[Pljava-dev] Re: PL/SQL oracle java procedures compatibility

Thomas Hallgren thhal at mailblocks.com
Sun Jul 25 14:11:46 UTC 2004


Aditya,

> I have an oracle 8i database that uses java stored procedures... We
> are planning on moving this database to postgreSQL, and one important
> thing is that the stored procedures need to work correctly. I came
> across this project, and i want to know if you have any idea on how
> easy/difficult this would be.
> 
> How compatible is PL/JAVA with the SQLJ standard and how compatible
> the code is to oracle's implementation of java stored procedures
> 
> I would greatly appreciate any help
> Thanks in advance
>
One of the objectives with PL/Java is to provide a way to migrate from 
existing databases such as Oracle and DB2 where Java stored procedures 
has been available for some time so your opinion about PL/Java is 
important. If we can help you with your move to PostgreSQL in ways that 
will improve PL/Java there is some interest to do so.

The PL/Java is fairly close to the SQLJ standard in some areas. In 
particular:
- The sqlj functions to install and maintain jar files are implemented 
according to the spec. complete with SQL deployment descriptors etc.
- A standard JDBC driver is used internally with the standardised name 
"jdbc.default.connection" to get access to the current connection.
- Parameter and return type mappings are according to standard.

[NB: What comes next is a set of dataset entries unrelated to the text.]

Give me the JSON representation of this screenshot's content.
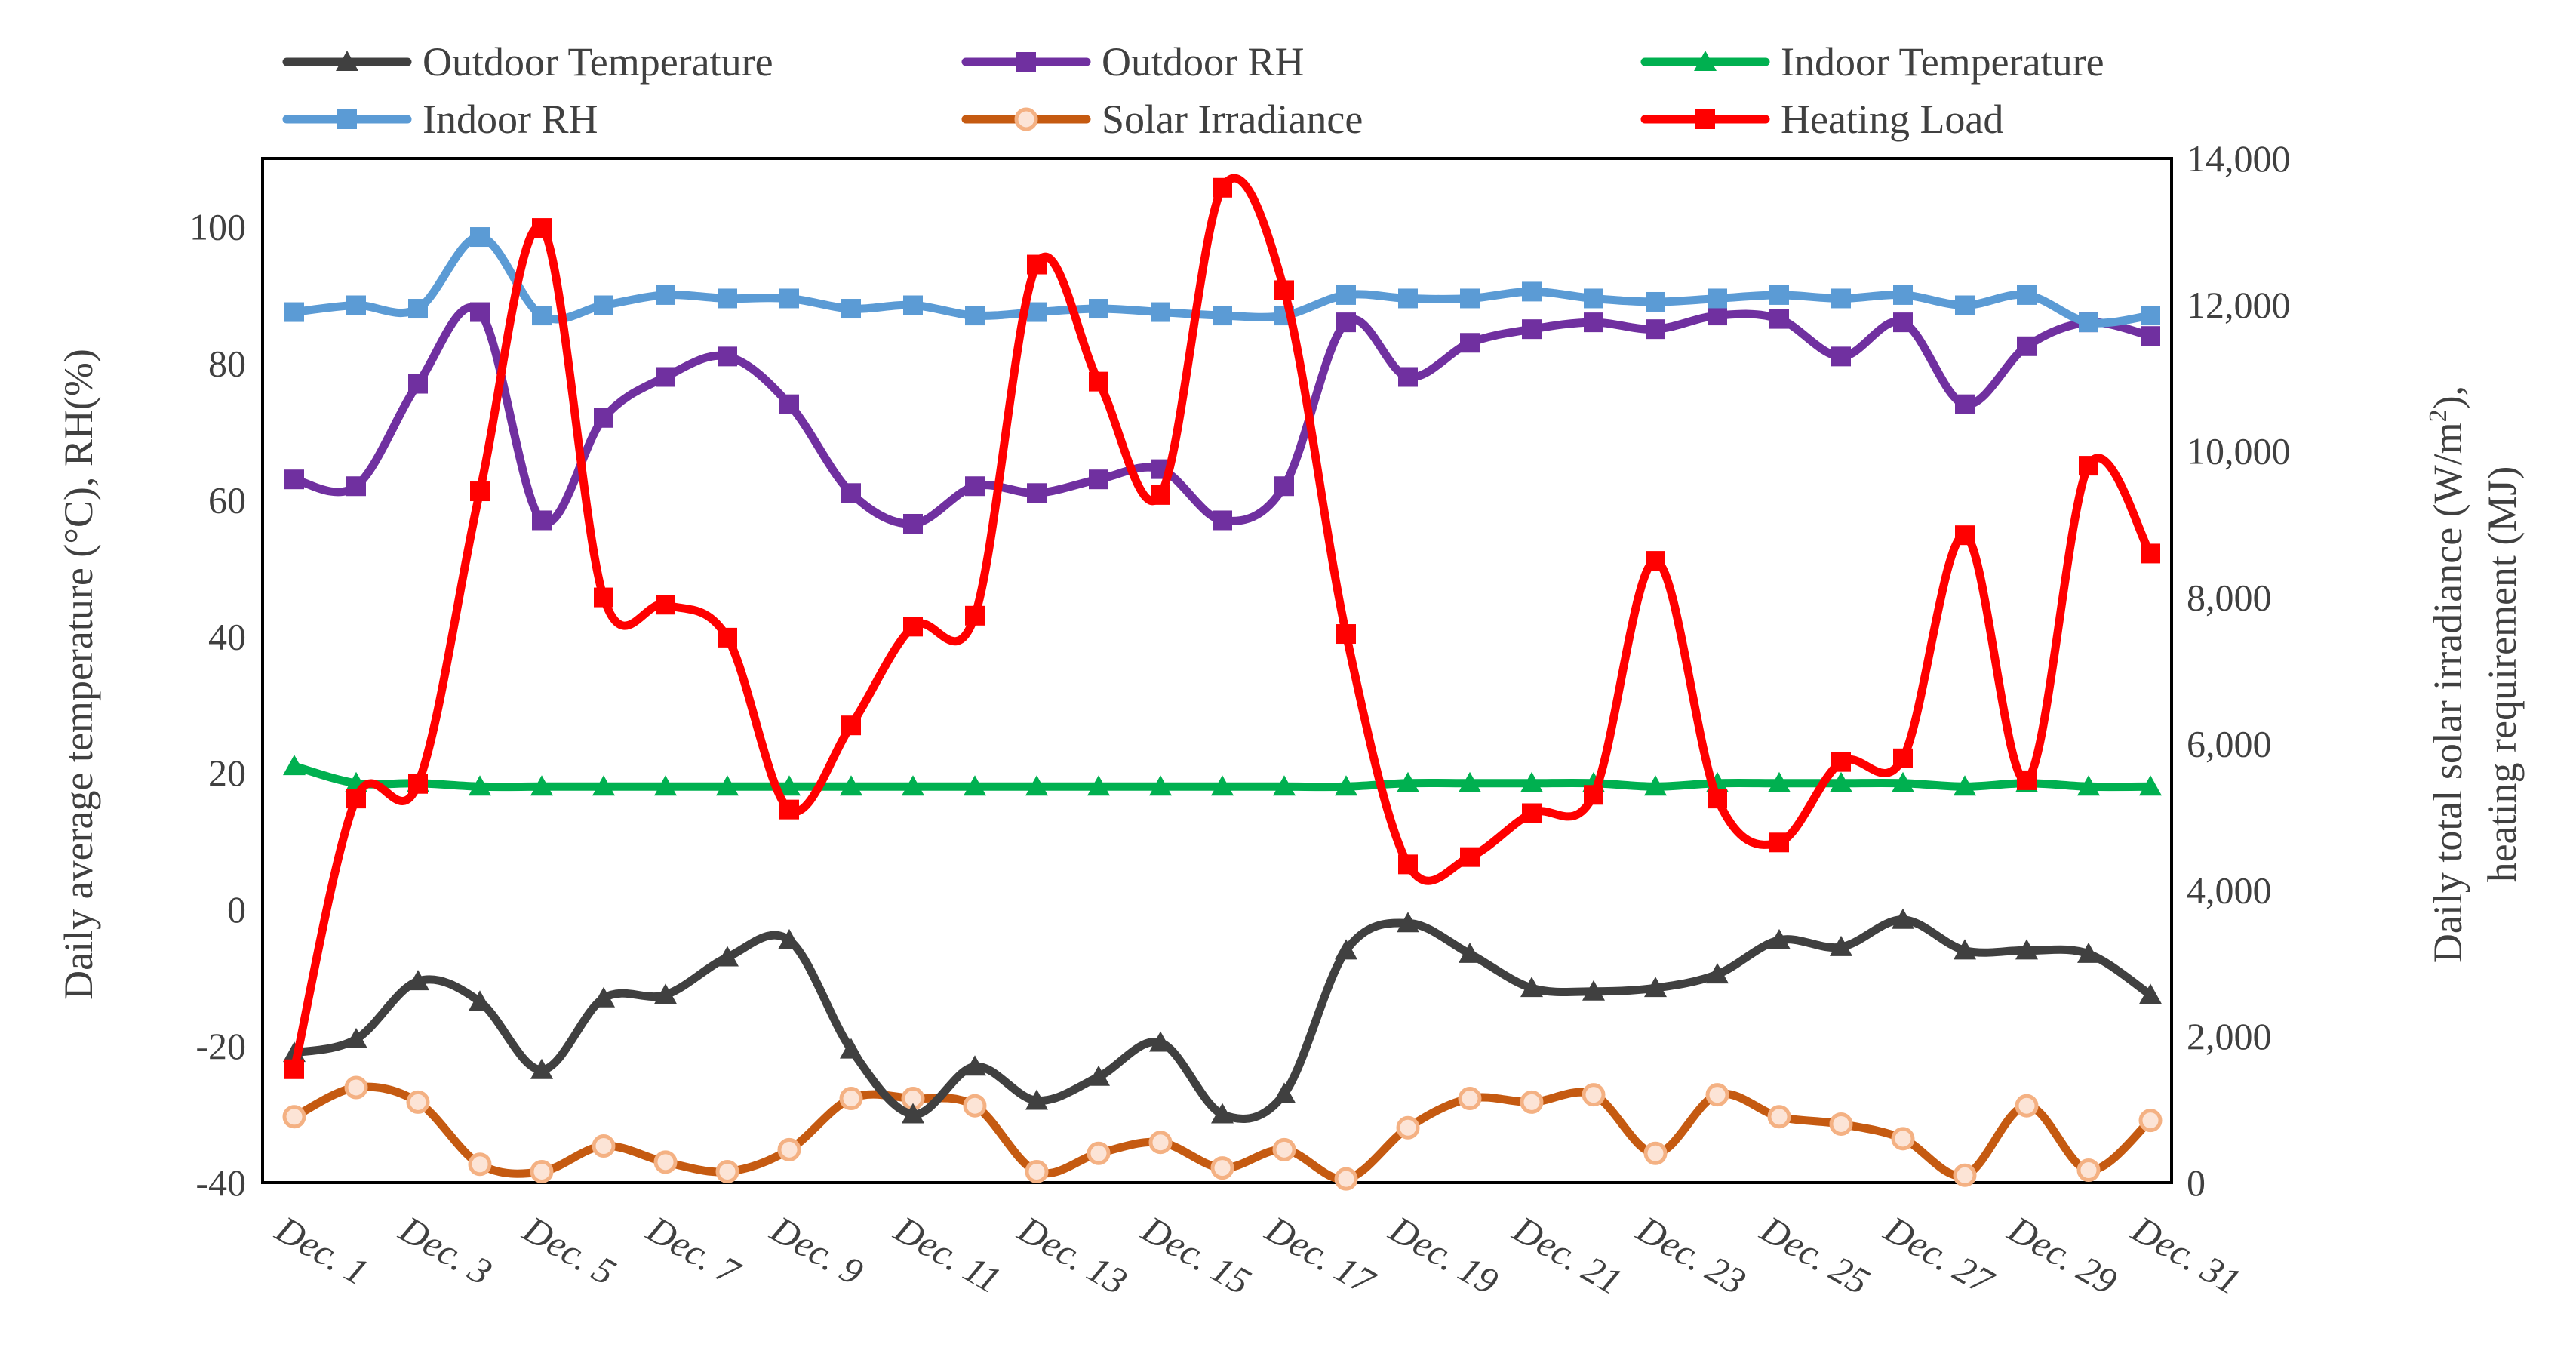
{
  "chart_data": {
    "type": "line",
    "title": "",
    "categories": [
      "Dec. 1",
      "Dec. 2",
      "Dec. 3",
      "Dec. 4",
      "Dec. 5",
      "Dec. 6",
      "Dec. 7",
      "Dec. 8",
      "Dec. 9",
      "Dec. 10",
      "Dec. 11",
      "Dec. 12",
      "Dec. 13",
      "Dec. 14",
      "Dec. 15",
      "Dec. 16",
      "Dec. 17",
      "Dec. 18",
      "Dec. 19",
      "Dec. 20",
      "Dec. 21",
      "Dec. 22",
      "Dec. 23",
      "Dec. 24",
      "Dec. 25",
      "Dec. 26",
      "Dec. 27",
      "Dec. 28",
      "Dec. 29",
      "Dec. 30",
      "Dec. 31"
    ],
    "x_tick_labels": [
      "Dec. 1",
      "Dec. 3",
      "Dec. 5",
      "Dec. 7",
      "Dec. 9",
      "Dec. 11",
      "Dec. 13",
      "Dec. 15",
      "Dec. 17",
      "Dec. 19",
      "Dec. 21",
      "Dec. 23",
      "Dec. 25",
      "Dec. 27",
      "Dec. 29",
      "Dec. 31"
    ],
    "left_axis": {
      "label": "Daily average temperature (°C), RH(%)",
      "ylim": [
        -40,
        110
      ],
      "ticks": [
        -40,
        -20,
        0,
        20,
        40,
        60,
        80,
        100
      ],
      "tick_labels": [
        "-40",
        "-20",
        "0",
        "20",
        "40",
        "60",
        "80",
        "100"
      ]
    },
    "right_axis": {
      "label_line1_pre": "Daily total solar irradiance (W/m",
      "label_line1_sup": "2",
      "label_line1_post": "),",
      "label_line2": "heating requirement (MJ)",
      "ylim": [
        0,
        14000
      ],
      "ticks": [
        0,
        2000,
        4000,
        6000,
        8000,
        10000,
        12000,
        14000
      ],
      "tick_labels": [
        "0",
        "2,000",
        "4,000",
        "6,000",
        "8,000",
        "10,000",
        "12,000",
        "14,000"
      ]
    },
    "series": [
      {
        "name": "Outdoor Temperature",
        "axis": "left",
        "color": "#404040",
        "marker": "triangle",
        "values": [
          -21,
          -19,
          -10.5,
          -13.5,
          -23.5,
          -13,
          -12.5,
          -7,
          -4.5,
          -20.5,
          -30,
          -23,
          -28,
          -24.5,
          -19.5,
          -30,
          -27,
          -6,
          -2,
          -6.5,
          -11.5,
          -12,
          -11.5,
          -9.5,
          -4.5,
          -5.5,
          -1.5,
          -6,
          -6,
          -6.5,
          -12.5
        ]
      },
      {
        "name": "Outdoor RH",
        "axis": "left",
        "color": "#7030A0",
        "marker": "square",
        "values": [
          63,
          62,
          77,
          87.5,
          57,
          72,
          78,
          81,
          74,
          61,
          56.5,
          62,
          61,
          63,
          64.5,
          57,
          62,
          86,
          78,
          83,
          85,
          86,
          85,
          87,
          86.5,
          81,
          86,
          74,
          82.5,
          86,
          84
        ]
      },
      {
        "name": "Indoor Temperature",
        "axis": "left",
        "color": "#00B050",
        "marker": "triangle",
        "values": [
          21,
          18.5,
          18.5,
          18,
          18,
          18,
          18,
          18,
          18,
          18,
          18,
          18,
          18,
          18,
          18,
          18,
          18,
          18,
          18.5,
          18.5,
          18.5,
          18.5,
          18,
          18.5,
          18.5,
          18.5,
          18.5,
          18,
          18.5,
          18,
          18
        ]
      },
      {
        "name": "Indoor RH",
        "axis": "left",
        "color": "#5B9BD5",
        "marker": "square",
        "values": [
          87.5,
          88.5,
          88,
          98.5,
          87,
          88.5,
          90,
          89.5,
          89.5,
          88,
          88.5,
          87,
          87.5,
          88,
          87.5,
          87,
          87,
          90,
          89.5,
          89.5,
          90.5,
          89.5,
          89,
          89.5,
          90,
          89.5,
          90,
          88.5,
          90,
          86,
          87
        ]
      },
      {
        "name": "Solar Irradiance",
        "axis": "right",
        "color": "#C55A11",
        "marker": "circle",
        "values": [
          900,
          1300,
          1100,
          250,
          150,
          500,
          280,
          150,
          450,
          1150,
          1150,
          1050,
          150,
          400,
          550,
          200,
          450,
          50,
          750,
          1150,
          1100,
          1200,
          400,
          1200,
          900,
          800,
          600,
          100,
          1050,
          170,
          850
        ]
      },
      {
        "name": "Heating Load",
        "axis": "right",
        "color": "#FF0000",
        "marker": "square",
        "values": [
          1550,
          5250,
          5450,
          9450,
          13050,
          8000,
          7900,
          7450,
          5100,
          6250,
          7600,
          7750,
          12550,
          10950,
          9400,
          13600,
          12200,
          7500,
          4350,
          4450,
          5050,
          5300,
          8500,
          5250,
          4650,
          5750,
          5800,
          8850,
          5500,
          9800,
          8600
        ]
      }
    ]
  }
}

Some things are not standard though. PostgreSQL supports only functions 
and triggers, not support stored procedures (i.e. there's no "CREATE 
PROCEDURE" command). Please note that this is not a PL/Java limitation. 
Our intention is to equip PL/Java with stored procedure support as soon 
as PostgreSQL itself includes it.

UDT (User Defined Types) are supported but at present there's no way of 
writing UDTs using Java as the implementation language. This is mainly 
due to a syntax restriction in PostgreSQL. The SQL standard stipulates 
that UDT declarations can contain a "language" clause. PostgerSQL 
doesn't implement that at this time. Again, our intention is to provide 
this once PostgreSQL becomes standards compliant.

The SQL standard says very little (or nothing at all) about language 
mapping of triggers. The PL/Java approach is to resolve row access in 
triggers using the standard JDBC interface java.sql.ResultSet. The 
standard stipulates that this is what should be used for complex types. 
If I remeber correctly however, Oracle has an other (non standard) way 
of doing this. In addition to the JDBC interfaces, one interface was 
added to enable access to trigger specific data.

In order to help you estimate the amount of work involved moving from 
Oracle to PostgreSQL, I must of course know more about your database and 
the kind of Java functionality you implement.